Department of Entomology and Plant Pathology and NC Plant Sciences Initiative, North Carolina State University, Raleigh, NC 27606, U.S.A.
Department of Plant Biology, Michigan State University, East Lansing, MI 48824, U.S.A.
Mol Plant Microbe Interact. 2024 Mar;37(3):315-326. doi: 10.1094/MPMI-09-23-0146-FI. Epub 2024 Apr 1.
In 2015, sweetpotato producers in the United States experienced one of the worst outbreaks of black rot recorded in history, with up to 60% losses reported in the field and packing houses and at shipping ports. Host resistance remains the ideal management tool to decrease crop losses. Lack of knowledge of biology represents a critical barrier for the deployment of resistance to black rot in sweetpotato. In this study, we scanned the recent near chromosomal-level assembly for putative secreted effectors in the sweetpotato isolate AS236 using a custom fungal effector annotation pipeline. We identified a set of 188 putative effectors on the basis of secretion signal and in silico prediction in EffectorP. We conducted a deep RNA time-course sequencing experiment to determine whether modulates effectors in planta and to define a candidate list of effectors expressed during infection. We examined the expression profile of two isolates, a pre-epidemic (1990s) isolate and a post-epidemic (2015) isolate. Our in planta expression profiling revealed clusters of co-expressed secreted effector candidates. Based on fold-change differences of putative effectors in both isolates and over the course of infection, we suggested prioritization of 31 effectors for functional characterization. Among this set, we identified several effectors that provide evidence for a marked biotrophic phase in during infection of sweetpotato storage roots. Our study revealed a catalog of effector proteins that provide insight into infection mechanisms and represent a core catalog to implement effector-assisted breeding in sweetpotato. [Formula: see text] Copyright © 2024 The Author(s). This is an open access article distributed under the CC BY-NC-ND 4.0 International license.

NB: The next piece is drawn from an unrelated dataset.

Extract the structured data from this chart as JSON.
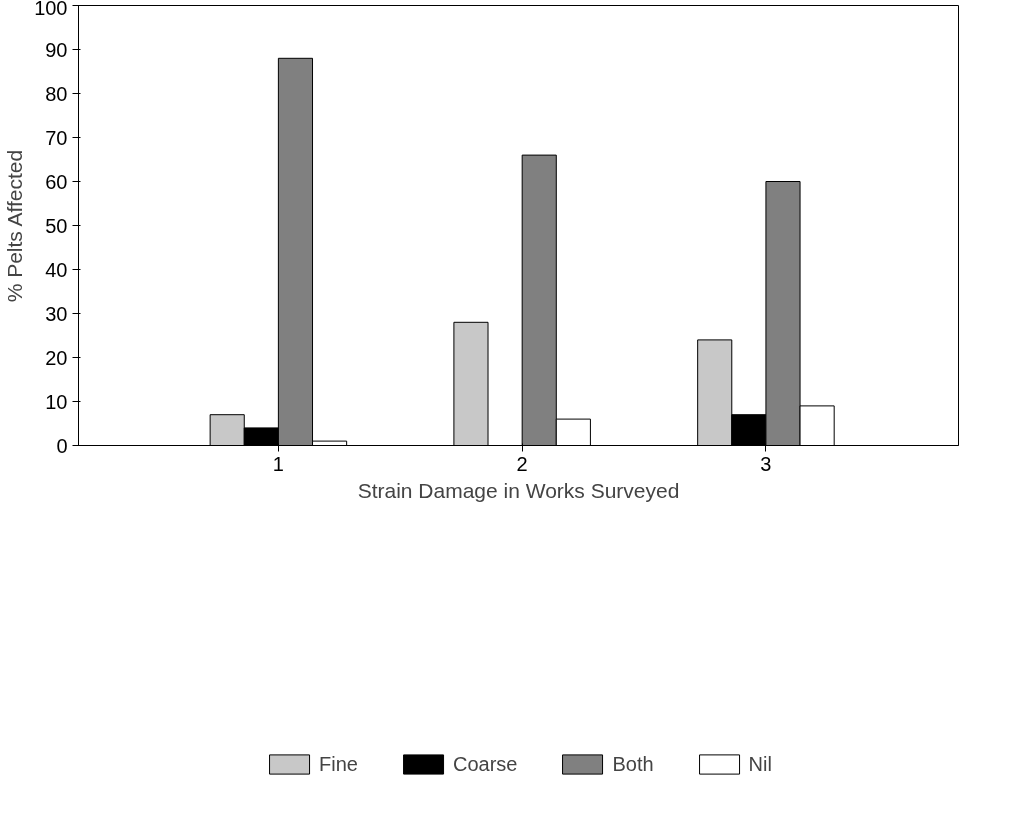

2015 年,美国的甘薯种植者经历了有记录以来最严重的黑腐病爆发之一,田间、包装厂和运输港口的损失高达 60%。利用宿主抗性仍然是减少作物损失的理想管理工具。对生物学缺乏了解是在甘薯中部署黑腐病抗性的一个关键障碍。在这项研究中,我们使用定制的真菌效应物注释管道,对甘薯分离株 AS236 的最近近染色体水平组装进行了潜在分泌效应物的扫描。我们根据分泌信号和 EffectorP 中的计算机预测,在基于假设的效应物上确定了一组 188 个潜在效应物。我们进行了深度 RNA 时间过程测序实验,以确定是否在植物体内调节效应物,并定义在感染过程中表达的候选效应物列表。我们检查了两个分离株(一个是流行前(20 世纪 90 年代)分离株,一个是流行后(2015 年)分离株)的表达谱。我们的植物内表达谱分析揭示了一组共表达的分泌效应物候选物。基于两个分离株和感染过程中假定效应物的差异倍数,我们建议对 31 个效应物进行功能特征分析。在这一组中,我们鉴定了几个效应物,为在甘薯贮藏根感染过程中提供了证据,证明了在中存在明显的生物营养期。我们的研究揭示了一个效应蛋白目录,为了解感染机制提供了深入的了解,并代表了在甘薯中实施效应辅助育种的核心目录。